Desde abril, a Open Knowledge Brasil, por meio do Índice de Transparência da ​Covid-19, aponta a baixa transparência da disponibilidade de testes. No final do ano, a imprensa revelou que quase 7 milhões deles estavam estocados aguardando distribuição à rede pública e com prazo de validade perto de vencer.

Quanto à ocupação dos leitos, o mesmo índice mostrou que esses dados eram os critérios menos atendidos pelos entes. Embora o preenchimento diário do Censo Hospitalar seja obrigatório desde abril por portaria do Ministério da Saúde, o órgão ainda não disponibilizou nenhuma versão consolidada desses dados. Alega-se que são mal preenchidos na ponta, mas é somente com a transparência que a sociedade poderá cobrar a melhoria dos registros.
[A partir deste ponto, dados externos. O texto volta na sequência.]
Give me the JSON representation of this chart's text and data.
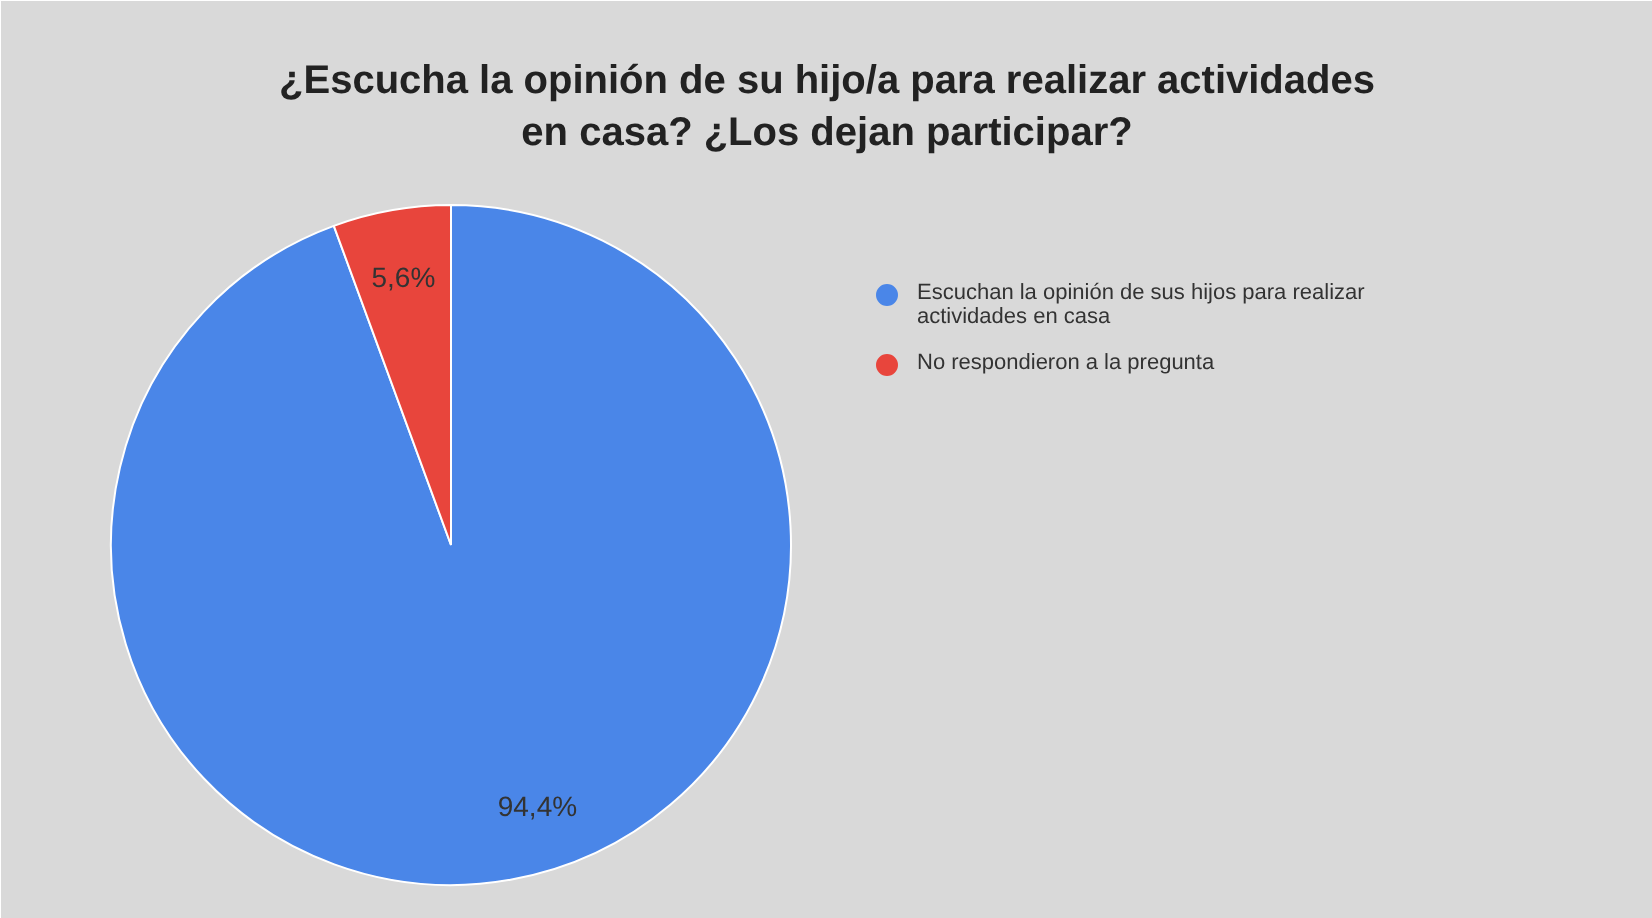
{
  "chart_data": {
    "type": "pie",
    "title": "¿Escucha la opinión de su hijo/a para realizar actividades en casa? ¿Los dejan participar?",
    "categories": [
      "Escuchan la opinión de sus hijos para realizar actividades en casa",
      "No respondieron a la pregunta"
    ],
    "values": [
      94.4,
      5.6
    ],
    "colors": [
      "#4a86e8",
      "#e8453c"
    ],
    "value_labels": [
      "94,4%",
      "5,6%"
    ],
    "legend": "right"
  }
}
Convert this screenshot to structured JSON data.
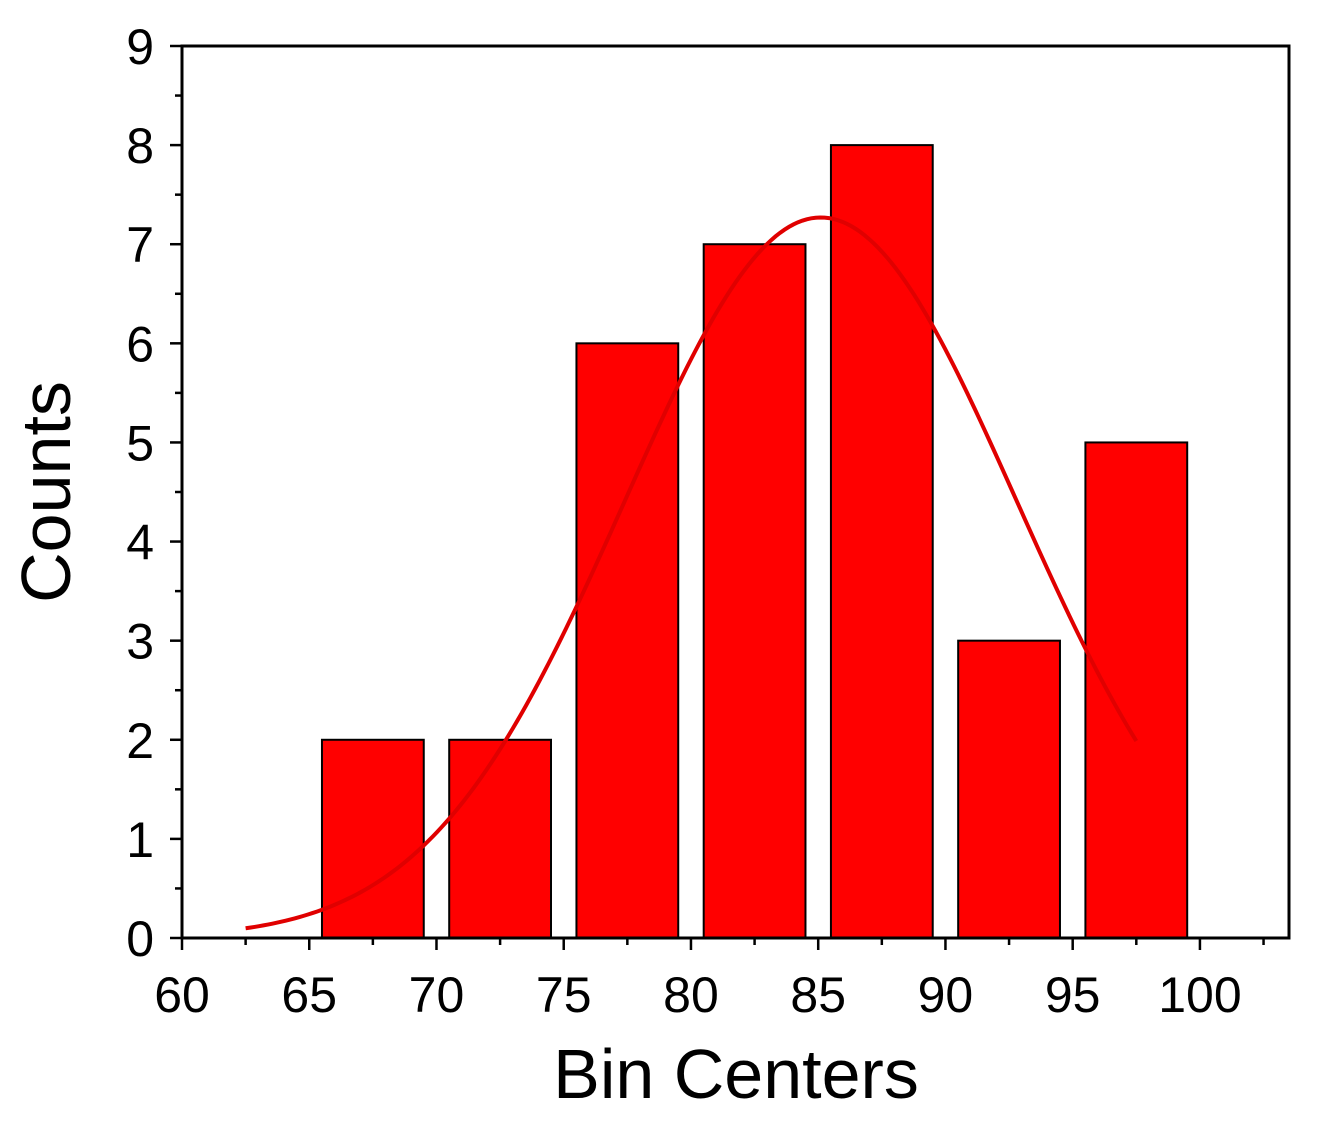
{
  "chart_data": {
    "type": "bar",
    "xlabel": "Bin Centers",
    "ylabel": "Counts",
    "xlim": [
      60,
      103.5
    ],
    "ylim": [
      0,
      9
    ],
    "x_ticks": [
      "60",
      "65",
      "70",
      "75",
      "80",
      "85",
      "90",
      "95",
      "100"
    ],
    "y_ticks": [
      "0",
      "1",
      "2",
      "3",
      "4",
      "5",
      "6",
      "7",
      "8",
      "9"
    ],
    "bin_width": 5,
    "bar_width_fraction": 0.8,
    "bins": [
      {
        "center": 67.5,
        "count": 2
      },
      {
        "center": 72.5,
        "count": 2
      },
      {
        "center": 77.5,
        "count": 6
      },
      {
        "center": 82.5,
        "count": 7
      },
      {
        "center": 87.5,
        "count": 8
      },
      {
        "center": 92.5,
        "count": 3
      },
      {
        "center": 97.5,
        "count": 5
      }
    ],
    "fit_curve": {
      "type": "normal",
      "peak": 7.27,
      "mean": 85.1,
      "sigma": 7.7,
      "x_range": [
        62.5,
        97.5
      ]
    },
    "bar_color": "#ff0000",
    "curve_color": "#e00000",
    "grid": false,
    "legend": false
  }
}
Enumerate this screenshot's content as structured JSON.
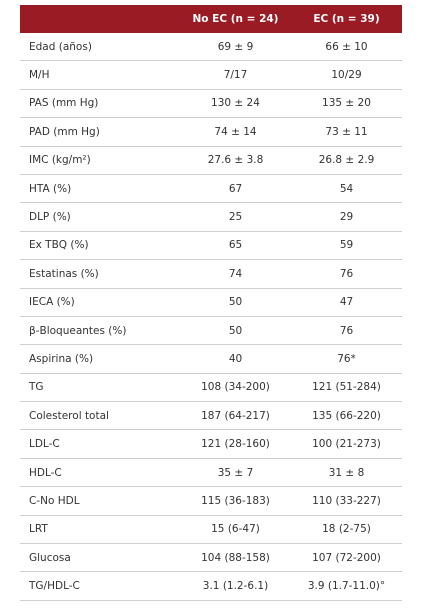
{
  "table": {
    "header": [
      "No EC (n = 24)",
      "EC (n = 39)"
    ],
    "rows": [
      [
        "Edad (años)",
        "69 ± 9",
        "66 ± 10"
      ],
      [
        "M/H",
        "7/17",
        "10/29"
      ],
      [
        "PAS (mm Hg)",
        "130 ± 24",
        "135 ± 20"
      ],
      [
        "PAD (mm Hg)",
        "74 ± 14",
        "73 ± 11"
      ],
      [
        "IMC (kg/m²)",
        "27.6 ± 3.8",
        "26.8 ± 2.9"
      ],
      [
        "HTA (%)",
        "67",
        "54"
      ],
      [
        "DLP (%)",
        "25",
        "29"
      ],
      [
        "Ex TBQ (%)",
        "65",
        "59"
      ],
      [
        "Estatinas (%)",
        "74",
        "76"
      ],
      [
        "IECA (%)",
        "50",
        "47"
      ],
      [
        "β-Bloqueantes (%)",
        "50",
        "76"
      ],
      [
        "Aspirina (%)",
        "40",
        "76*"
      ],
      [
        "TG",
        "108 (34-200)",
        "121 (51-284)"
      ],
      [
        "Colesterol total",
        "187 (64-217)",
        "135 (66-220)"
      ],
      [
        "LDL-C",
        "121 (28-160)",
        "100 (21-273)"
      ],
      [
        "HDL-C",
        "35 ± 7",
        "31 ± 8"
      ],
      [
        "C-No HDL",
        "115 (36-183)",
        "110 (33-227)"
      ],
      [
        "LRT",
        "15 (6-47)",
        "18 (2-75)"
      ],
      [
        "Glucosa",
        "104 (88-158)",
        "107 (72-200)"
      ],
      [
        "TG/HDL-C",
        "3.1 (1.2-6.1)",
        "3.9 (1.7-11.0)°"
      ]
    ]
  }
}
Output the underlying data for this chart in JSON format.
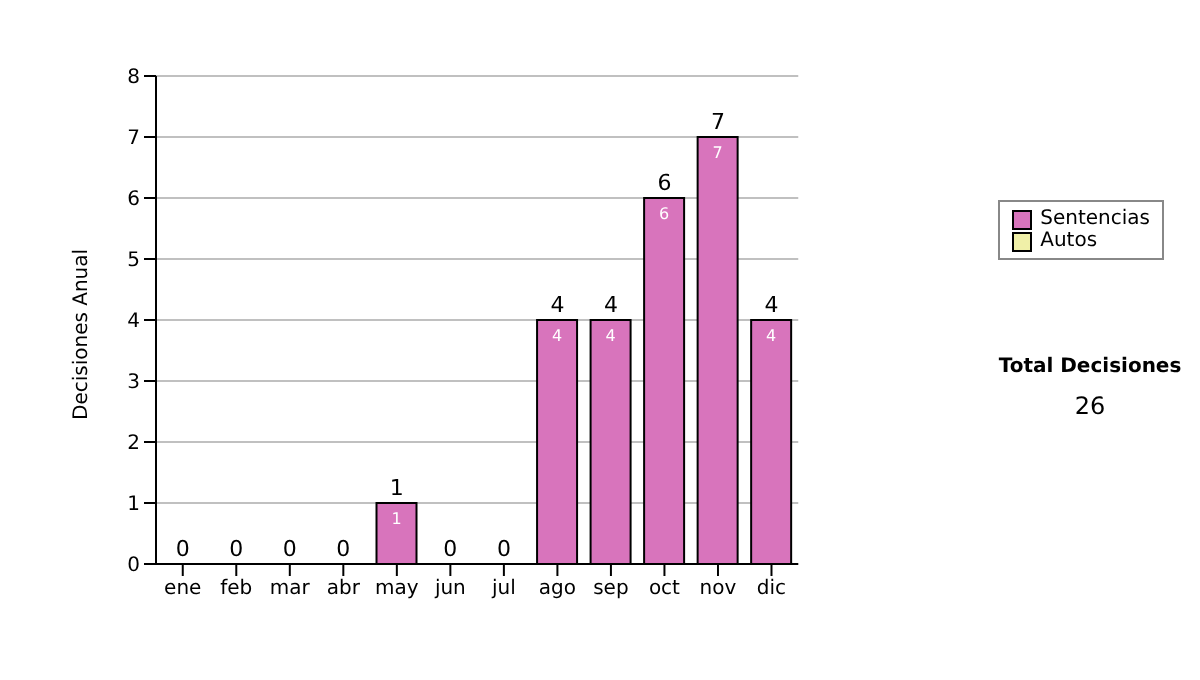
{
  "chart_data": {
    "type": "bar",
    "ylabel": "Decisiones Anual",
    "categories": [
      "ene",
      "feb",
      "mar",
      "abr",
      "may",
      "jun",
      "jul",
      "ago",
      "sep",
      "oct",
      "nov",
      "dic"
    ],
    "series": [
      {
        "name": "Sentencias",
        "color": "#d874bc",
        "values": [
          0,
          0,
          0,
          0,
          1,
          0,
          0,
          4,
          4,
          6,
          7,
          4
        ],
        "value_labels": [
          null,
          null,
          null,
          null,
          "1",
          null,
          null,
          "4",
          "4",
          "6",
          "7",
          "4"
        ]
      },
      {
        "name": "Autos",
        "color": "#f0f0a8",
        "values": [
          0,
          0,
          0,
          0,
          0,
          0,
          0,
          0,
          0,
          0,
          0,
          0
        ]
      }
    ],
    "stacked": true,
    "totals": [
      "0",
      "0",
      "0",
      "0",
      "1",
      "0",
      "0",
      "4",
      "4",
      "6",
      "7",
      "4"
    ],
    "ylim": [
      0,
      8
    ],
    "yticks": [
      0,
      1,
      2,
      3,
      4,
      5,
      6,
      7,
      8
    ],
    "grid": "y",
    "legend": "right",
    "annotations": [
      "Total Decisiones",
      "26"
    ]
  }
}
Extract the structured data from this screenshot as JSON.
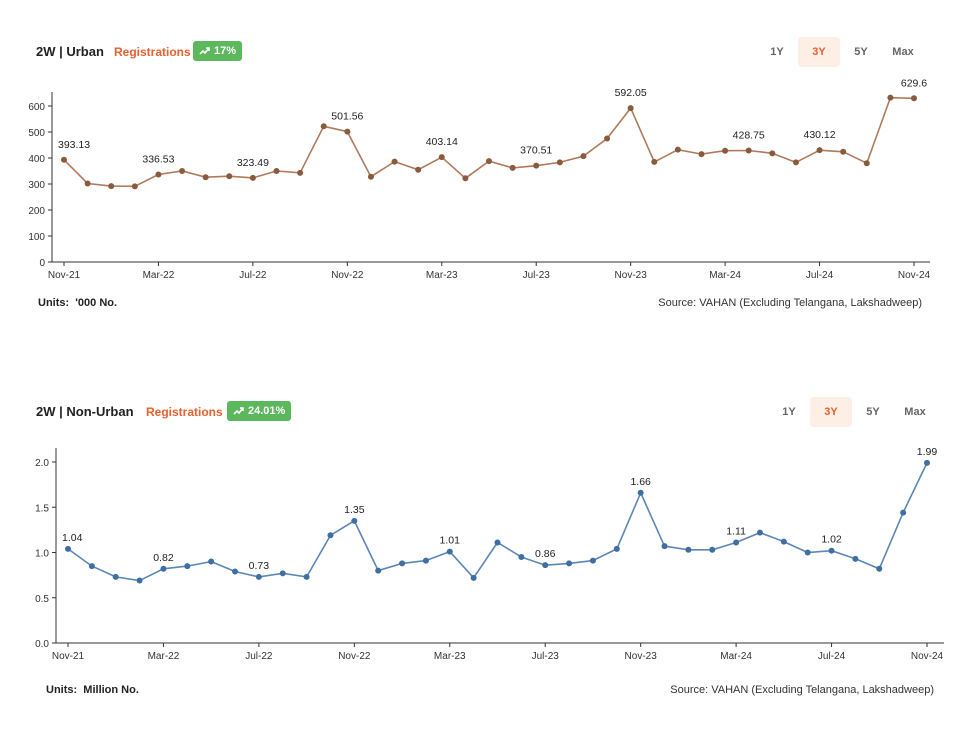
{
  "panels": [
    {
      "title": "2W | Urban",
      "metric_label": "Registrations",
      "badge": "17%",
      "tabs": [
        "1Y",
        "3Y",
        "5Y",
        "Max"
      ],
      "active_tab": "3Y",
      "units_label": "Units:",
      "units_value": "'000 No.",
      "source": "Source: VAHAN (Excluding Telangana, Lakshadweep)"
    },
    {
      "title": "2W | Non-Urban",
      "metric_label": "Registrations",
      "badge": "24.01%",
      "tabs": [
        "1Y",
        "3Y",
        "5Y",
        "Max"
      ],
      "active_tab": "3Y",
      "units_label": "Units:",
      "units_value": "Million No.",
      "source": "Source: VAHAN (Excluding Telangana, Lakshadweep)"
    }
  ],
  "colors": {
    "accent_orange": "#e8602c",
    "badge_green": "#5cb85c",
    "urban_line": "#b07a5a",
    "urban_marker": "#8a5a3c",
    "nonurban_line": "#5b87b8",
    "nonurban_marker": "#3f6ea3",
    "axis": "#333333"
  },
  "chart_data": [
    {
      "type": "line",
      "x_tick_labels": [
        "Nov-21",
        "Mar-22",
        "Jul-22",
        "Nov-22",
        "Mar-23",
        "Jul-23",
        "Nov-23",
        "Mar-24",
        "Jul-24",
        "Nov-24"
      ],
      "ylim": [
        0,
        600
      ],
      "yticks": [
        0,
        100,
        200,
        300,
        400,
        500,
        600
      ],
      "grid": false,
      "series": [
        {
          "values": [
            393.13,
            302,
            292,
            291,
            336.53,
            350,
            326,
            330,
            323.49,
            350,
            343,
            522,
            501.56,
            328,
            386,
            355,
            403.14,
            322,
            388,
            362,
            370.51,
            383,
            407,
            475,
            592.05,
            385,
            432,
            415,
            428,
            428.75,
            418,
            383,
            430.12,
            424,
            380,
            632,
            629.6
          ]
        }
      ],
      "data_labels": [
        {
          "index": 0,
          "text": "393.13"
        },
        {
          "index": 4,
          "text": "336.53"
        },
        {
          "index": 8,
          "text": "323.49"
        },
        {
          "index": 12,
          "text": "501.56"
        },
        {
          "index": 16,
          "text": "403.14"
        },
        {
          "index": 20,
          "text": "370.51"
        },
        {
          "index": 24,
          "text": "592.05"
        },
        {
          "index": 29,
          "text": "428.75"
        },
        {
          "index": 32,
          "text": "430.12"
        },
        {
          "index": 36,
          "text": "629.6"
        }
      ]
    },
    {
      "type": "line",
      "x_tick_labels": [
        "Nov-21",
        "Mar-22",
        "Jul-22",
        "Nov-22",
        "Mar-23",
        "Jul-23",
        "Nov-23",
        "Mar-24",
        "Jul-24",
        "Nov-24"
      ],
      "ylim": [
        0,
        2.0
      ],
      "yticks": [
        "0.0",
        "0.5",
        "1.0",
        "1.5",
        "2.0"
      ],
      "grid": false,
      "series": [
        {
          "values": [
            1.04,
            0.85,
            0.73,
            0.69,
            0.82,
            0.85,
            0.9,
            0.79,
            0.73,
            0.77,
            0.73,
            1.19,
            1.35,
            0.8,
            0.88,
            0.91,
            1.01,
            0.72,
            1.11,
            0.95,
            0.86,
            0.88,
            0.91,
            1.04,
            1.66,
            1.07,
            1.03,
            1.03,
            1.11,
            1.22,
            1.12,
            1.0,
            1.02,
            0.93,
            0.82,
            1.44,
            1.99
          ]
        }
      ],
      "data_labels": [
        {
          "index": 0,
          "text": "1.04"
        },
        {
          "index": 4,
          "text": "0.82"
        },
        {
          "index": 8,
          "text": "0.73"
        },
        {
          "index": 12,
          "text": "1.35"
        },
        {
          "index": 16,
          "text": "1.01"
        },
        {
          "index": 20,
          "text": "0.86"
        },
        {
          "index": 24,
          "text": "1.66"
        },
        {
          "index": 28,
          "text": "1.11"
        },
        {
          "index": 32,
          "text": "1.02"
        },
        {
          "index": 36,
          "text": "1.99"
        }
      ]
    }
  ]
}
A comunidade científica tem alertado que uma das consequências mais graves da disseminação da doença é a sobrecarga do sistema de saúde. Com leitos ocupados para a Covid-19, outras internações deixam de ser atendidas —de acidentes de trânsito a pacientes com câncer. No Amazonas, o caso de 60 bebês prematuros que quase foram transferidos para outros estados por falta de oxigênio foi a prova mais dolorosa dessa tragédia anunciada.

A taxa de ocupação de leitos serve de parâmetro para a retomada das atividades econômicas nos estados. Mas os dados são usados de forma opaca e manipulados ao sabor da intenção dos governantes. Na maior parte dos casos, são divulgadas apenas porcentagens de leitos exclusivos para Covid-19, ocultando a quantidade de leitos funcionais para esta e outras doenças. Quando o sistema colapsa, já é tarde demais.

Em relação à vacina, mais uma vez, a opacidade foi a regra. O plano nacional lançado em dezembro não trazia datas específicas nem público-alvo por estado. A quantidade de postos era imprecisa, não havia meta de cobertura ou detalhamento dos grupos de riscos clínicos. A nova versão, de 20 de janeiro último, avançou ao definir um painel de monitoramento, mas os demais problemas continuaram.

O Brasil precisa de cerca de 400 milhões de doses —e ainda não tem sequer 2,5% desse montante. Enquanto não houver números substanciais, é preciso garantir que o sistema de saúde cuidará da população adoecida e que o governo adotará os demais meios para controlar a Covid-19. Somente com a total transparência da gestão hospitalar e dos insumos é que poderemos evitar novos capítulos desse colapso.